BERIKABARNEWS l PONTIANAK – Ketua Dewan Masjid Indonesia (DMI) Kota Pontianak, Edi Rusdi Kamtono, mendorong masjid mengambil peran lebih luas sebagai penggerak ekonomi umat selain menjalankan fungsi utamanya sebagai tempat ibadah. Menurutnya, potensi besar yang dimiliki masjid perlu dioptimalkan untuk mendukung pemberdayaan masyarakat.
Hal tersebut disampaikan Edi saat membuka Musyawarah Daerah (Musda) DMI Kota Pontianak Tahun 2026 di Aula Rumah Dinas Wali Kota Pontianak, Jumat (24/7/2026).
Edi mengatakan, DMI Kota Pontianak telah memiliki kepengurusan hingga tingkat kecamatan yang aktif menyelenggarakan berbagai kegiatan. Namun, fungsi masjid sebagai pusat pembinaan umat, pendidikan, sosial, dan penguatan ekonomi dinilai masih perlu ditingkatkan.
“Harapan kita, masjid tidak hanya sebagai tempat ibadah, tetapi juga tempat pembinaan umat, ekonomi, dan lain sebagainya. Ini memang masih belum optimal kita rasakan,” ujarnya.
Baca Juga : Satgas Ketahanan Pangan Pontianak Pastikan Stok Pangan Aman, Distribusi Berjalan Lancar
Edi yang juga menjabat Wali Kota Pontianak mengungkapkan, Kota Pontianak memiliki 347 masjid dan hampir 600 musala. Jumlah tersebut menjadi modal besar untuk membangun kemandirian ekonomi umat apabila dikelola melalui program-program yang inovatif dan berkelanjutan.
Menurutnya, masjid memiliki potensi menghimpun dan mengelola dana umat secara produktif.
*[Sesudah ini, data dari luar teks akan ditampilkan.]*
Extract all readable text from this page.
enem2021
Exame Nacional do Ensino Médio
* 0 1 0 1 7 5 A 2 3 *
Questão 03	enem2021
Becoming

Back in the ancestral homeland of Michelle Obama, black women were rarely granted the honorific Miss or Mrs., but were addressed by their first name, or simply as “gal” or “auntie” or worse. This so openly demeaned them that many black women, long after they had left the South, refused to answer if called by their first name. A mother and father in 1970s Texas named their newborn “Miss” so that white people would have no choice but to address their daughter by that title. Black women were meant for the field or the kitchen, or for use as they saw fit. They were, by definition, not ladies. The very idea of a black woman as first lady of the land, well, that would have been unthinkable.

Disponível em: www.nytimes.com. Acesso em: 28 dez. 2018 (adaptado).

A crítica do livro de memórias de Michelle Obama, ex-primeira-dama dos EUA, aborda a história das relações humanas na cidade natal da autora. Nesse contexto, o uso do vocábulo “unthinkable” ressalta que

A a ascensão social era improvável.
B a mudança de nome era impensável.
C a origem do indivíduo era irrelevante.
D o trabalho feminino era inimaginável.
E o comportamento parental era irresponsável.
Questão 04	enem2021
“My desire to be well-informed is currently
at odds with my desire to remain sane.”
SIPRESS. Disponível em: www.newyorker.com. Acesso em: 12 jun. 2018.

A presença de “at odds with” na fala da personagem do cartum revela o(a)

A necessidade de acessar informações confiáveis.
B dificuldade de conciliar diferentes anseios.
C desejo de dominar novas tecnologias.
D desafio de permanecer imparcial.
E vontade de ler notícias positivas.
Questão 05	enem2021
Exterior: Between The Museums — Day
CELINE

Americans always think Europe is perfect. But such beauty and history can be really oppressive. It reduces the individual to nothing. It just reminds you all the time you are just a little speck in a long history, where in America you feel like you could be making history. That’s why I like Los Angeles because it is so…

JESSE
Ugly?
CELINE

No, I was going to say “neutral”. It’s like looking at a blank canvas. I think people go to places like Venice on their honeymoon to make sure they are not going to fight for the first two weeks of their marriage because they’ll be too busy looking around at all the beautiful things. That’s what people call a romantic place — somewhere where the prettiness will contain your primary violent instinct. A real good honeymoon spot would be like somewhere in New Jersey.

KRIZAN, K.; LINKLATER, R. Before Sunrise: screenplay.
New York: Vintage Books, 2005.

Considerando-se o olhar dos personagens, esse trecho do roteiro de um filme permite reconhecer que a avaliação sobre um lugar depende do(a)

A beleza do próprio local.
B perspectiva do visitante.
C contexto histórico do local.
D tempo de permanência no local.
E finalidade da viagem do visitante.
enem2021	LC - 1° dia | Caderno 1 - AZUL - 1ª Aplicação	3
Karena itu, DMI diharapkan mampu membangun sinergi dengan lembaga keuangan syariah dan berbagai pihak agar potensi tersebut dapat dimanfaatkan secara maksimal.
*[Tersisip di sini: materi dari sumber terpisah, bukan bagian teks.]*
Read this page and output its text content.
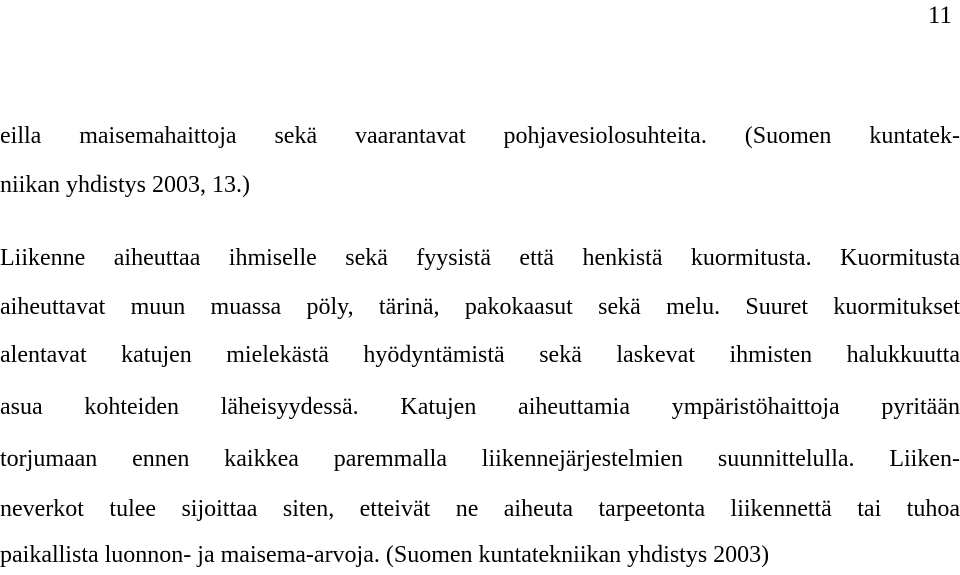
11
eilla maisemahaittoja sekä vaarantavat pohjavesiolosuhteita. (Suomen kuntatek-
niikan yhdistys 2003, 13.)
Liikenne aiheuttaa ihmiselle sekä fyysistä että henkistä kuormitusta. Kuormitusta
aiheuttavat muun muassa pöly, tärinä, pakokaasut sekä melu. Suuret kuormitukset
alentavat katujen mielekästä hyödyntämistä sekä laskevat ihmisten halukkuutta
asua kohteiden läheisyydessä. Katujen aiheuttamia ympäristöhaittoja pyritään
torjumaan ennen kaikkea paremmalla liikennejärjestelmien suunnittelulla. Liiken-
neverkot tulee sijoittaa siten, etteivät ne aiheuta tarpeetonta liikennettä tai tuhoa
paikallista luonnon- ja maisema-arvoja. (Suomen kuntatekniikan yhdistys 2003)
“Potensi ekonomi di masjid itu sebenarnya sangat besar. Kalau ini kita koordinir dan kembangkan, bisa menjadi kekuatan umat Islam, terutama dalam pemberdayaan ekonomi,” katanya.
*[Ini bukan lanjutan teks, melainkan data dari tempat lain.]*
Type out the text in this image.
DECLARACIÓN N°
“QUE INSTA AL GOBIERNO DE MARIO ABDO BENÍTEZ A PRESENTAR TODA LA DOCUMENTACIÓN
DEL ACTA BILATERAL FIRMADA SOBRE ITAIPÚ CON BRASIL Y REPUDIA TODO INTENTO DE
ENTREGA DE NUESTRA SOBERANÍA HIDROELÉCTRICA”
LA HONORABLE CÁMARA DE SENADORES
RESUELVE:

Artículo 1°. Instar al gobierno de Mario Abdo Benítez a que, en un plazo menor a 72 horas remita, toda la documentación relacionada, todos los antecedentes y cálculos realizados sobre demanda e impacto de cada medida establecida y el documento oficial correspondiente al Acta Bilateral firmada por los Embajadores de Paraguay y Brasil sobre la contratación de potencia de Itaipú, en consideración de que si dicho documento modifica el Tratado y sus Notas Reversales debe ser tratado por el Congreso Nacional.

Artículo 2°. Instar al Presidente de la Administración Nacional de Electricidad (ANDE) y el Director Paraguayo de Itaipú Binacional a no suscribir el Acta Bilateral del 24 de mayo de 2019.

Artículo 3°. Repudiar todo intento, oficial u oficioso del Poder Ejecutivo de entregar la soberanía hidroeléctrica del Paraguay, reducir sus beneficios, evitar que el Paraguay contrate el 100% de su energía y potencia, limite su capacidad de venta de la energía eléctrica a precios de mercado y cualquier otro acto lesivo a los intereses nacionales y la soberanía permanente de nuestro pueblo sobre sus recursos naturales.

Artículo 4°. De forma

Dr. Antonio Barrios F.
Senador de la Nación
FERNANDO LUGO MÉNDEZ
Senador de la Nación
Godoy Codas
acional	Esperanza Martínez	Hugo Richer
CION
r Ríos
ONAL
Selain mendorong pemberdayaan ekonomi, Edi juga menekankan pentingnya meningkatkan kualitas pelayanan masjid kepada masyarakat, termasuk melalui peningkatan kapasitas imam, takmir, dan pengurus masjid.
Ia turut menyoroti masih adanya persoalan administrasi terkait sertifikasi lahan masjid dan tanah wakaf yang perlu segera diselesaikan agar tidak menimbulkan masalah hukum di masa mendatang.
Baca Juga : Pemkot Pontianak Tambah Armada dan Kontainer Sampah
Sebagai bentuk dukungan, Pemerintah Kota Pontianak setiap tahun mengalokasikan dana hibah sekitar Rp2 miliar hingga Rp2,5 miliar untuk pembangunan dan rehabilitasi masjid. Di samping itu, Pemkot juga mulai memberi perhatian pada pembangunan fisik madrasah tradisional guna memperkuat kualitas sumber daya manusia.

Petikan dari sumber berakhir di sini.